A little of both, I think. Let me give two wording examples of how I see it.
Case 1: You sell some lemonaid and you consult on computers. Are you a reseller? Yes (assuming you don't make your OWN lemonaid, of course, then you'd just be a seller.) Are you also a consultant? Yes. You can be both, there is a reasonable opportunity to know that one will not influence the other before an engagement begins.
Case 2: You sell some lemonaid and you also consult on soft drinks. Will the fact that you sell lemonaid ever influence your soft drink consulting? Almost certainly. Will it every time? Probably not. Is there a way to know ahead of time which cases it will influence and which it will not ahead of time? Not very often.
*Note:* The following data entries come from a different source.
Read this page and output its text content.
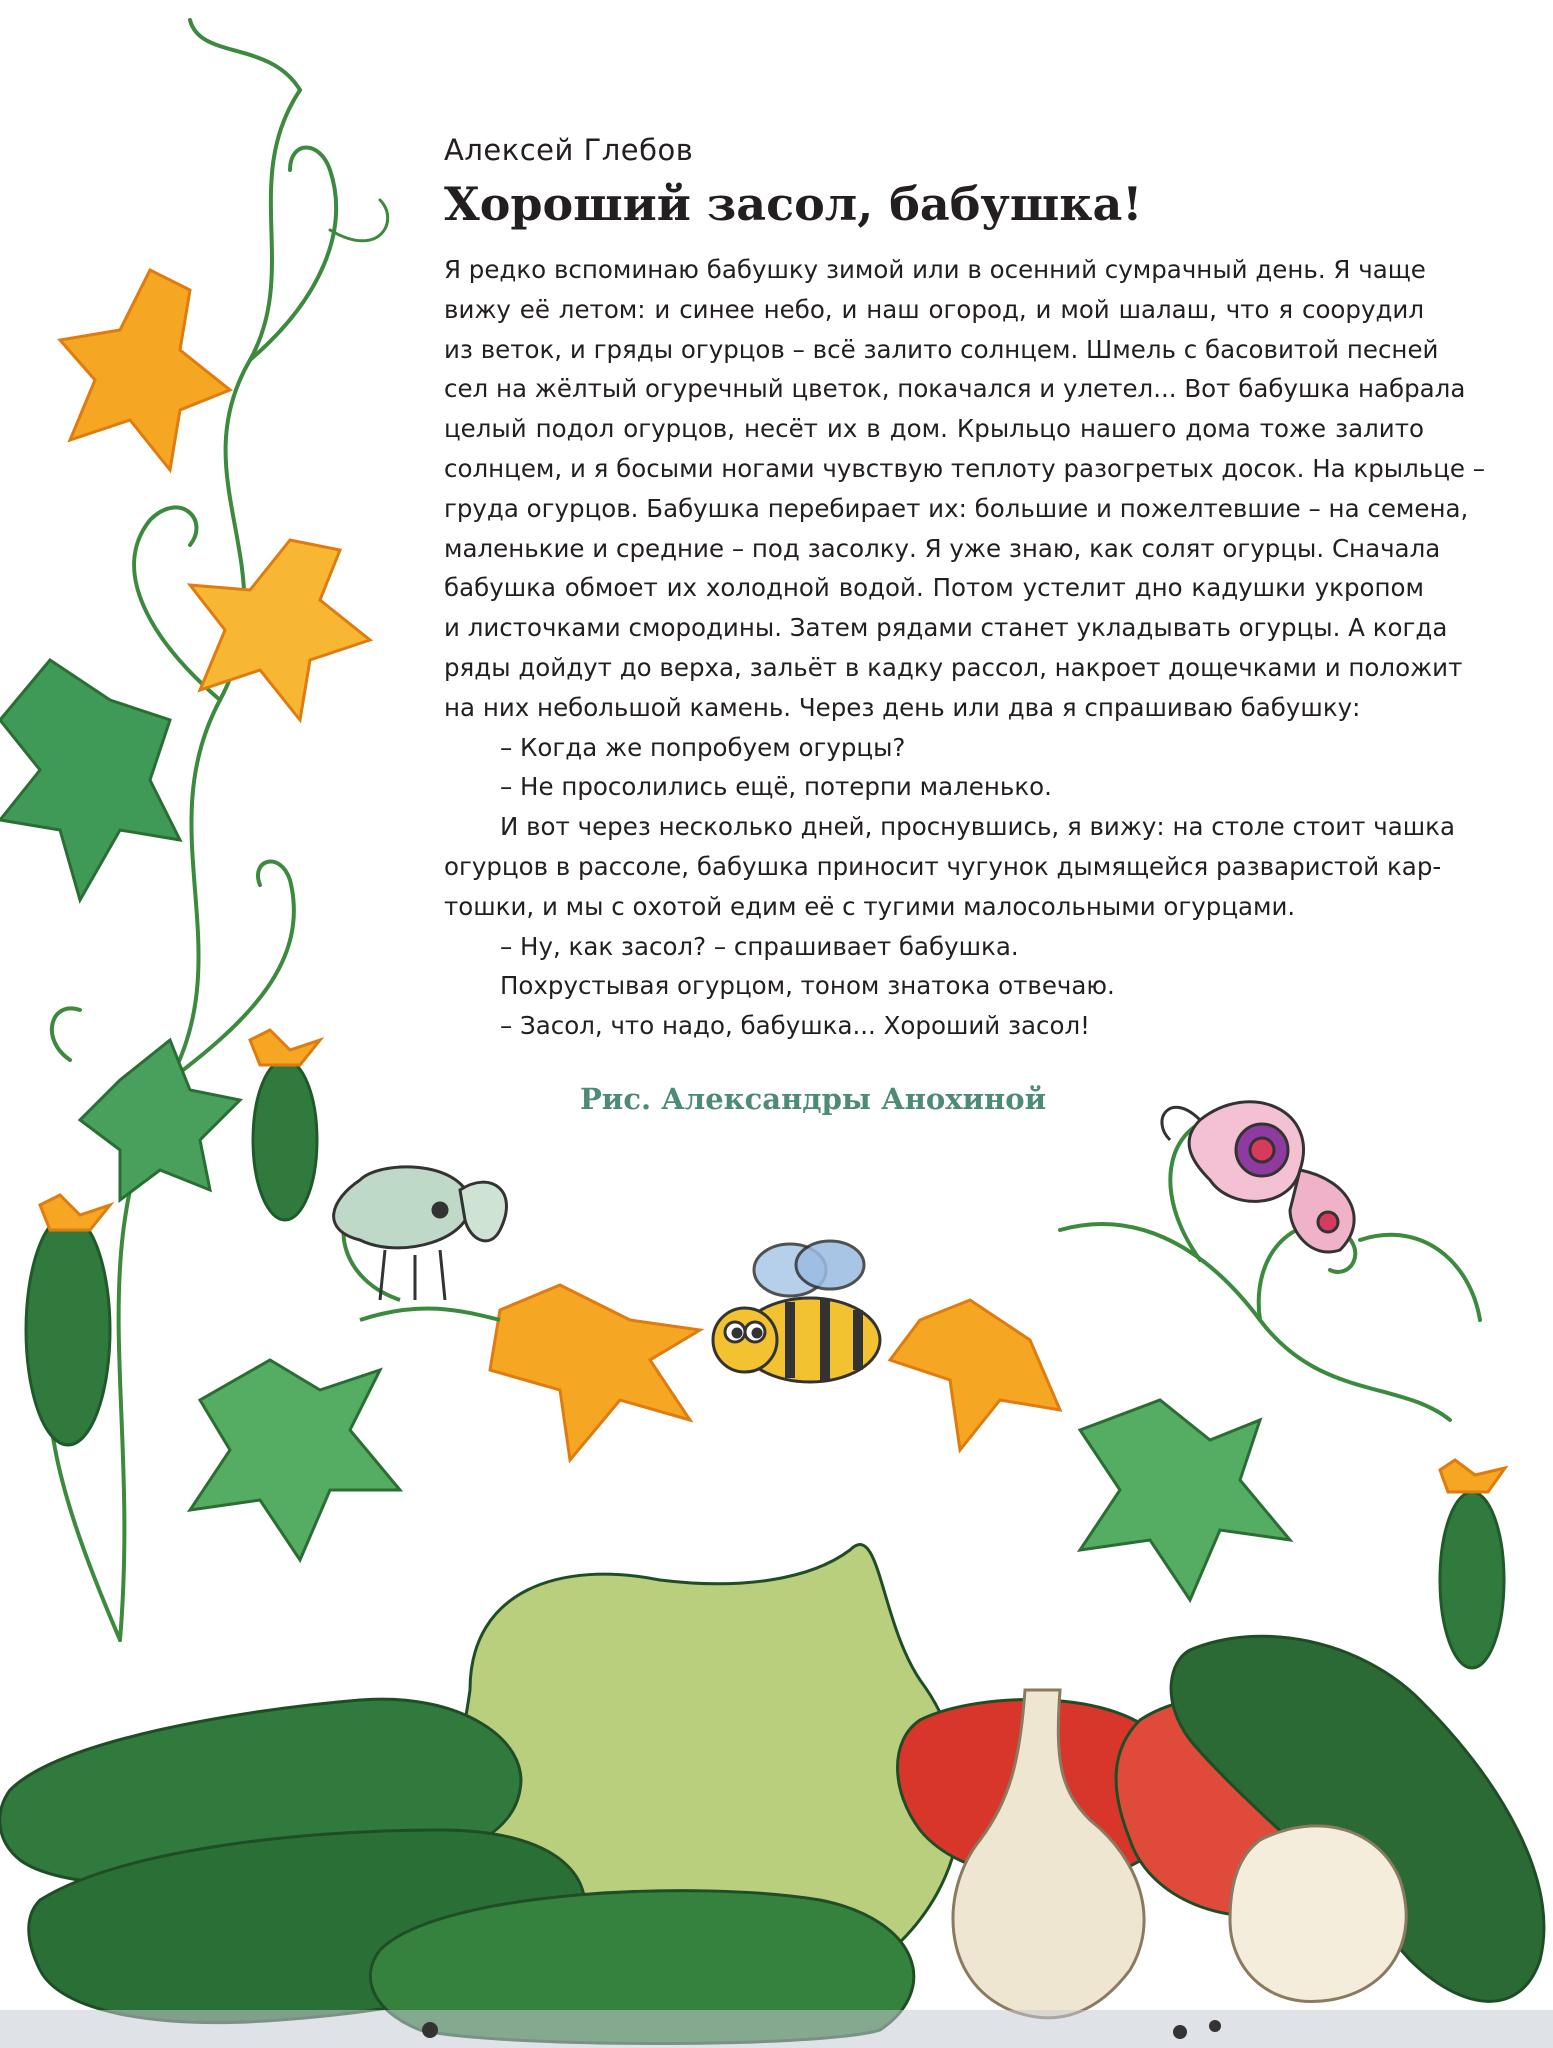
Алексей Глебов

Хороший засол, бабушка!
Я редко вспоминаю бабушку зимой или в осенний сумрачный день. Я чаще
вижу её летом: и синее небо, и наш огород, и мой шалаш, что я соорудил
из веток, и гряды огурцов – всё залито солнцем. Шмель с басовитой песней
сел на жёлтый огуречный цветок, покачался и улетел... Вот бабушка набрала
целый подол огурцов, несёт их в дом. Крыльцо нашего дома тоже залито
солнцем, и я босыми ногами чувствую теплоту разогретых досок. На крыльце –
груда огурцов. Бабушка перебирает их: большие и пожелтевшие – на семена,
маленькие и средние – под засолку. Я уже знаю, как солят огурцы. Сначала
бабушка обмоет их холодной водой. Потом устелит дно кадушки укропом
и листочками смородины. Затем рядами станет укладывать огурцы. А когда
ряды дойдут до верха, зальёт в кадку рассол, накроет дощечками и положит
на них небольшой камень. Через день или два я спрашиваю бабушку:
– Когда же попробуем огурцы?
– Не просолились ещё, потерпи маленько.
И вот через несколько дней, проснувшись, я вижу: на столе стоит чашка
огурцов в рассоле, бабушка приносит чугунок дымящейся разваристой кар-
тошки, и мы с охотой едим её с тугими малосольными огурцами.
– Ну, как засол? – спрашивает бабушка.
Похрустывая огурцом, тоном знатока отвечаю.
– Засол, что надо, бабушка... Хороший засол!
Рис. Александры Анохиной
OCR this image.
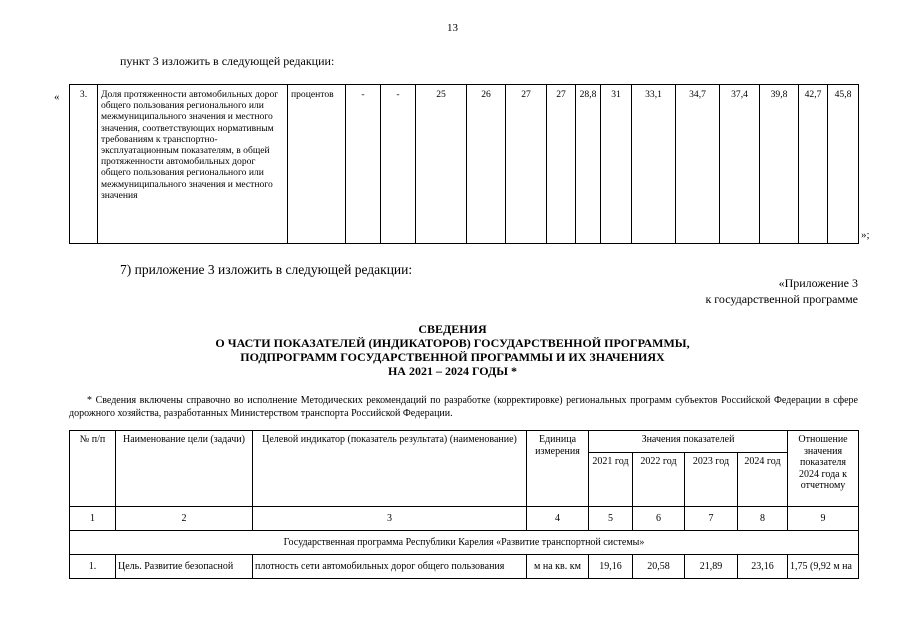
13
пункт 3 изложить в следующей редакции:
« 3.	Доля протяженности автомобильных дорог общего пользования регионального или межмуниципального значения и местного значения, соответствующих нормативным требованиям к транспортно-эксплуатационным показателям, в общей протяженности автомобильных дорог общего пользования регионального или межмуниципального значения и местного значения	процентов	-	-	25	26	27	27	28,8	31	33,1	34,7	37,4	39,8	42,7	45,8
»;
7) приложение 3 изложить в следующей редакции:
«Приложение 3
к государственной программе
СВЕДЕНИЯ
О ЧАСТИ ПОКАЗАТЕЛЕЙ (ИНДИКАТОРОВ) ГОСУДАРСТВЕННОЙ ПРОГРАММЫ,
ПОДПРОГРАММ ГОСУДАРСТВЕННОЙ ПРОГРАММЫ И ИХ ЗНАЧЕНИЯХ
НА 2021 – 2024 ГОДЫ *
* Сведения включены справочно во исполнение Методических рекомендаций по разработке (корректировке) региональных программ субъектов Российской Федерации в сфере дорожного хозяйства, разработанных Министерством транспорта Российской Федерации.
№ п/п	Наименование цели (задачи)	Целевой индикатор (показатель результата) (наименование)	Единица измерения	Значения показателей				Отношение значения показателя 2024 года к отчетному
				2021 год	2022 год	2023 год	2024 год	
1	2	3	4	5	6	7	8	9
Государственная программа Республики Карелия «Развитие транспортной системы»								
1.	Цель. Развитие безопасной	плотность сети автомобильных дорог общего пользования	м на кв. км	19,16	20,58	21,89	23,16	1,75 (9,92 м на
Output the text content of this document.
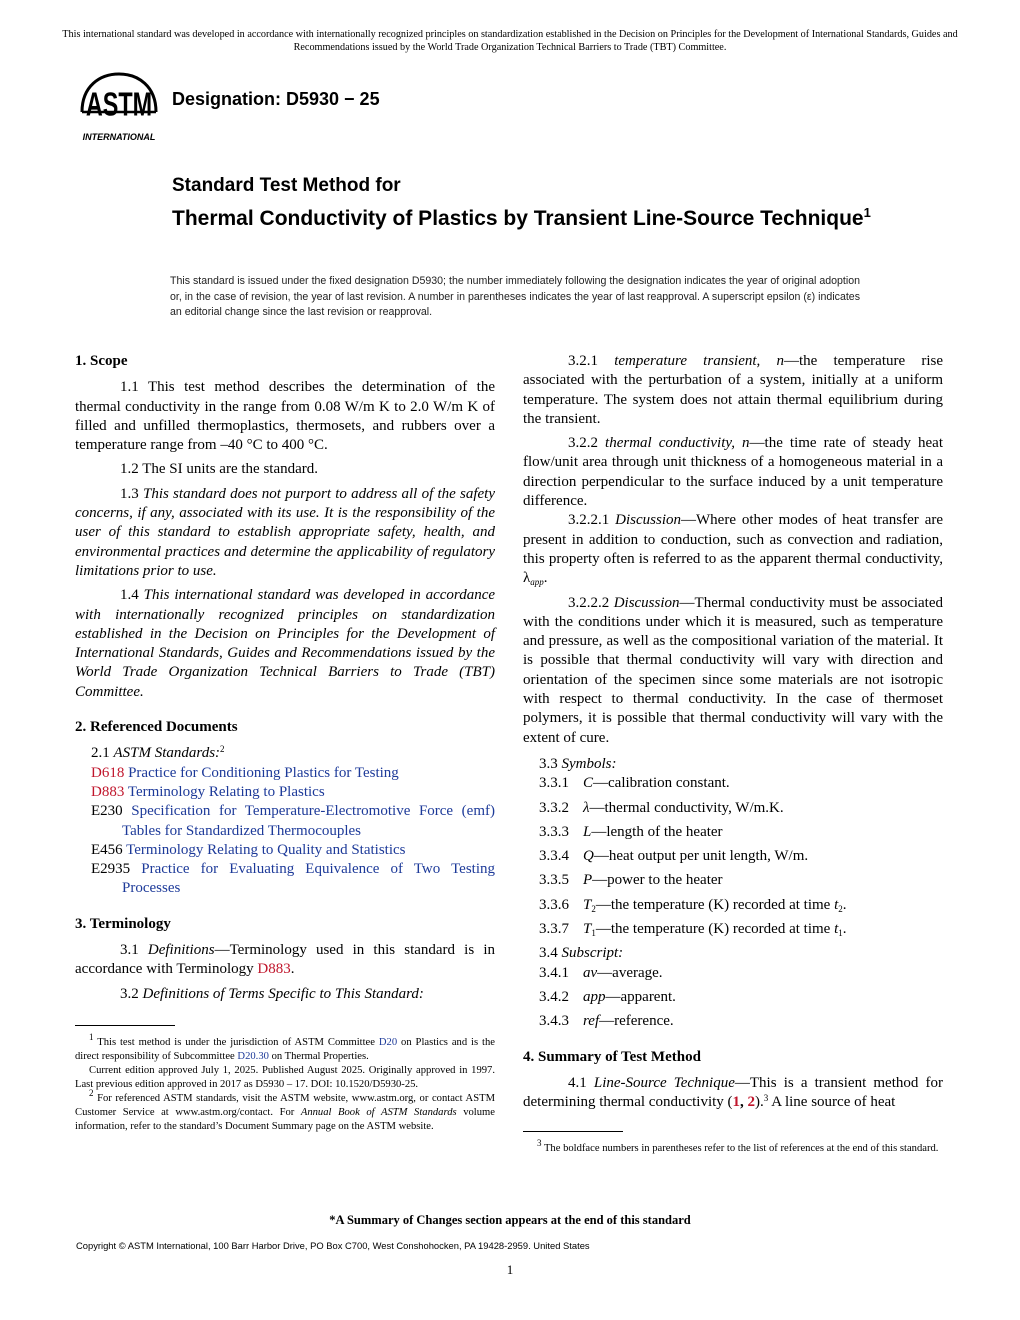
This international standard was developed in accordance with internationally recognized principles on standardization established in the Decision on Principles for the Development of International Standards, Guides and Recommendations issued by the World Trade Organization Technical Barriers to Trade (TBT) Committee.
ASTM
INTERNATIONAL
Designation: D5930 − 25
Standard Test Method for
Thermal Conductivity of Plastics by Transient Line-Source Technique$^1$
This standard is issued under the fixed designation D5930; the number immediately following the designation indicates the year of original adoption or, in the case of revision, the year of last revision. A number in parentheses indicates the year of last reapproval. A superscript epsilon (ε) indicates an editorial change since the last revision or reapproval.

1. Scope

1.1 This test method describes the determination of the thermal conductivity in the range from 0.08 W/m K to 2.0 W/m K of filled and unfilled thermoplastics, thermosets, and rubbers over a temperature range from –40 °C to 400 °C.

1.2 The SI units are the standard.

1.3 This standard does not purport to address all of the safety concerns, if any, associated with its use. It is the responsibility of the user of this standard to establish appropriate safety, health, and environmental practices and determine the applicability of regulatory limitations prior to use.

1.4 This international standard was developed in accordance with internationally recognized principles on standardization established in the Decision on Principles for the Development of International Standards, Guides and Recommendations issued by the World Trade Organization Technical Barriers to Trade (TBT) Committee.

2. Referenced Documents

2.1 ASTM Standards:$^2$

D618 Practice for Conditioning Plastics for Testing

D883 Terminology Relating to Plastics

E230 Specification for Temperature-Electromotive Force (emf) Tables for Standardized Thermocouples

E456 Terminology Relating to Quality and Statistics

E2935 Practice for Evaluating Equivalence of Two Testing Processes

3. Terminology

3.1 Definitions—Terminology used in this standard is in accordance with Terminology D883.

3.2 Definitions of Terms Specific to This Standard:

$^1$ This test method is under the jurisdiction of ASTM Committee D20 on Plastics and is the direct responsibility of Subcommittee D20.30 on Thermal Properties.

Current edition approved July 1, 2025. Published August 2025. Originally approved in 1997. Last previous edition approved in 2017 as D5930 – 17. DOI: 10.1520/D5930-25.

$^2$ For referenced ASTM standards, visit the ASTM website, www.astm.org, or contact ASTM Customer Service at www.astm.org/contact. For Annual Book of ASTM Standards volume information, refer to the standard’s Document Summary page on the ASTM website.

3.2.1 temperature transient, n—the temperature rise associated with the perturbation of a system, initially at a uniform temperature. The system does not attain thermal equilibrium during the transient.

3.2.2 thermal conductivity, n—the time rate of steady heat flow/unit area through unit thickness of a homogeneous material in a direction perpendicular to the surface induced by a unit temperature difference.

3.2.2.1 Discussion—Where other modes of heat transfer are present in addition to conduction, such as convection and radiation, this property often is referred to as the apparent thermal conductivity, $\lambda_{app}$.

3.2.2.2 Discussion—Thermal conductivity must be associated with the conditions under which it is measured, such as temperature and pressure, as well as the compositional variation of the material. It is possible that thermal conductivity will vary with direction and orientation of the specimen since some materials are not isotropic with respect to thermal conductivity. In the case of thermoset polymers, it is possible that thermal conductivity will vary with the extent of cure.

3.3 Symbols:

3.3.1 C—calibration constant.

3.3.2 λ—thermal conductivity, W/m.K.

3.3.3 L—length of the heater

3.3.4 Q—heat output per unit length, W/m.

3.3.5 P—power to the heater

3.3.6 $T_2—the$ temperature (K) recorded at time $t_2$.

3.3.7 $T_1—the$ temperature (K) recorded at time $t_1$.

3.4 Subscript:

3.4.1 av—average.

3.4.2 app—apparent.

3.4.3 ref—reference.

4. Summary of Test Method

4.1 Line-Source Technique—This is a transient method for determining thermal conductivity (1, 2).$^3$ A line source of heat

$^3$ The boldface numbers in parentheses refer to the list of references at the end of this standard.
*A Summary of Changes section appears at the end of this standard
Copyright © ASTM International, 100 Barr Harbor Drive, PO Box C700, West Conshohocken, PA 19428-2959. United States
1
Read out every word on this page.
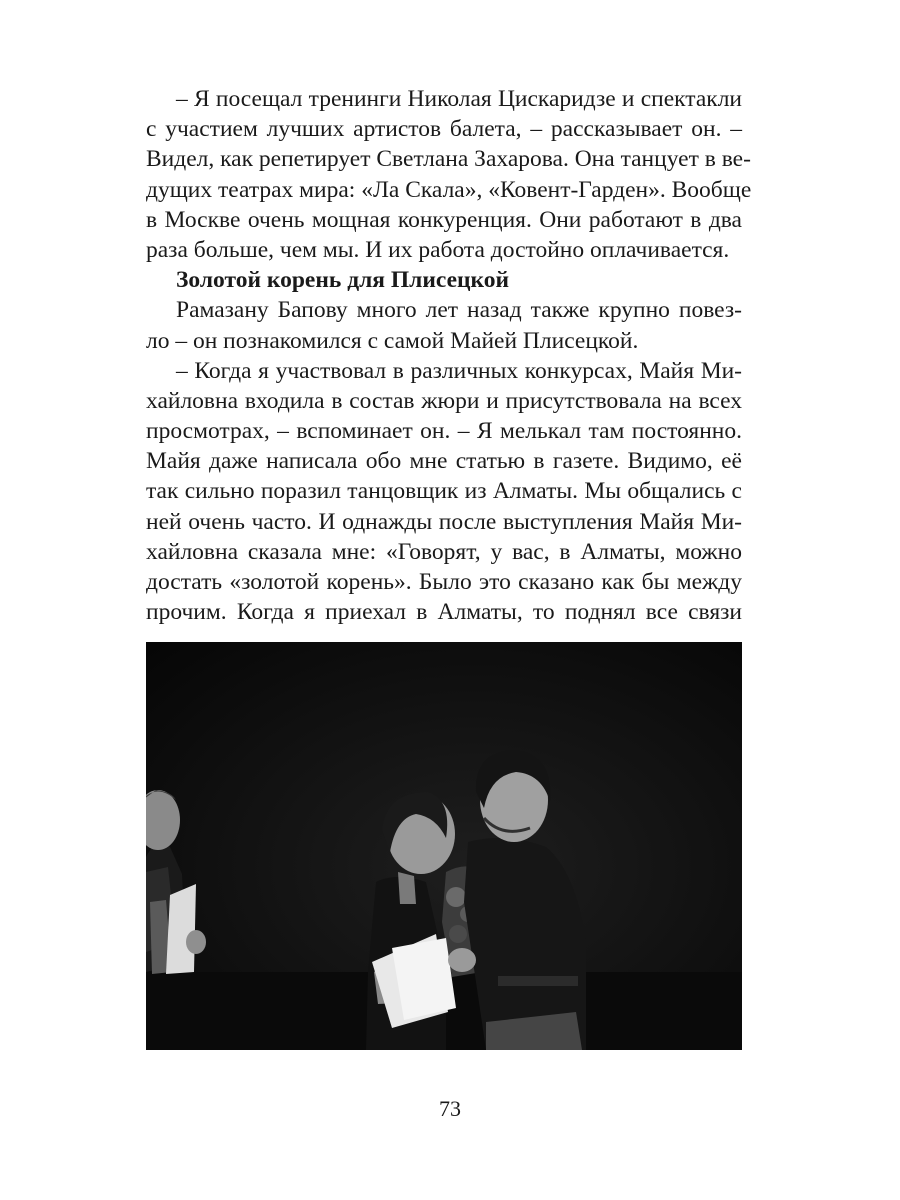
– Я посещал тренинги Николая Цискаридзе и спектакли
с участием лучших артистов балета, – рассказывает он. –
Видел, как репетирует Светлана Захарова. Она танцует в ве-
дущих театрах мира: «Ла Скала», «Ковент-Гарден». Вообще
в Москве очень мощная конкуренция. Они работают в два
раза больше, чем мы. И их работа достойно оплачивается.
Золотой корень для Плисецкой
Рамазану Бапову много лет назад также крупно повез-
ло – он познакомился с самой Майей Плисецкой.
– Когда я участвовал в различных конкурсах, Майя Ми-
хайловна входила в состав жюри и присутствовала на всех
просмотрах, – вспоминает он. – Я мелькал там постоянно.
Майя даже написала обо мне статью в газете. Видимо, её
так сильно поразил танцовщик из Алматы. Мы общались с
ней очень часто. И однажды после выступления Майя Ми-
хайловна сказала мне: «Говорят, у вас, в Алматы, можно
достать «золотой корень». Было это сказано как бы между
прочим. Когда я приехал в Алматы, то поднял все связи
73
The later is the problem. Let's say you resell Cisco switches. And you consult on networking. Sometimes, you'll know before an engagement that there is no chance of there being switches involved. In that case, you can know that you can consult without the leaven of the VAR side tainting the engagement. It doesn't stop you being a VAR in general, but it does allow you to not be a VAR in the relationship. But it is rare that you would be able to know that you could be VAR-free before beginning the consulting. It's very rare that I get called in to consult and could tell you what would be likely or has no chance of being used during that consult. You just don't know until the consulting starts (most of the time.) In that case, you are kind of forced to bring the VAR nature with you - it can't be eliminated before the engagement begins.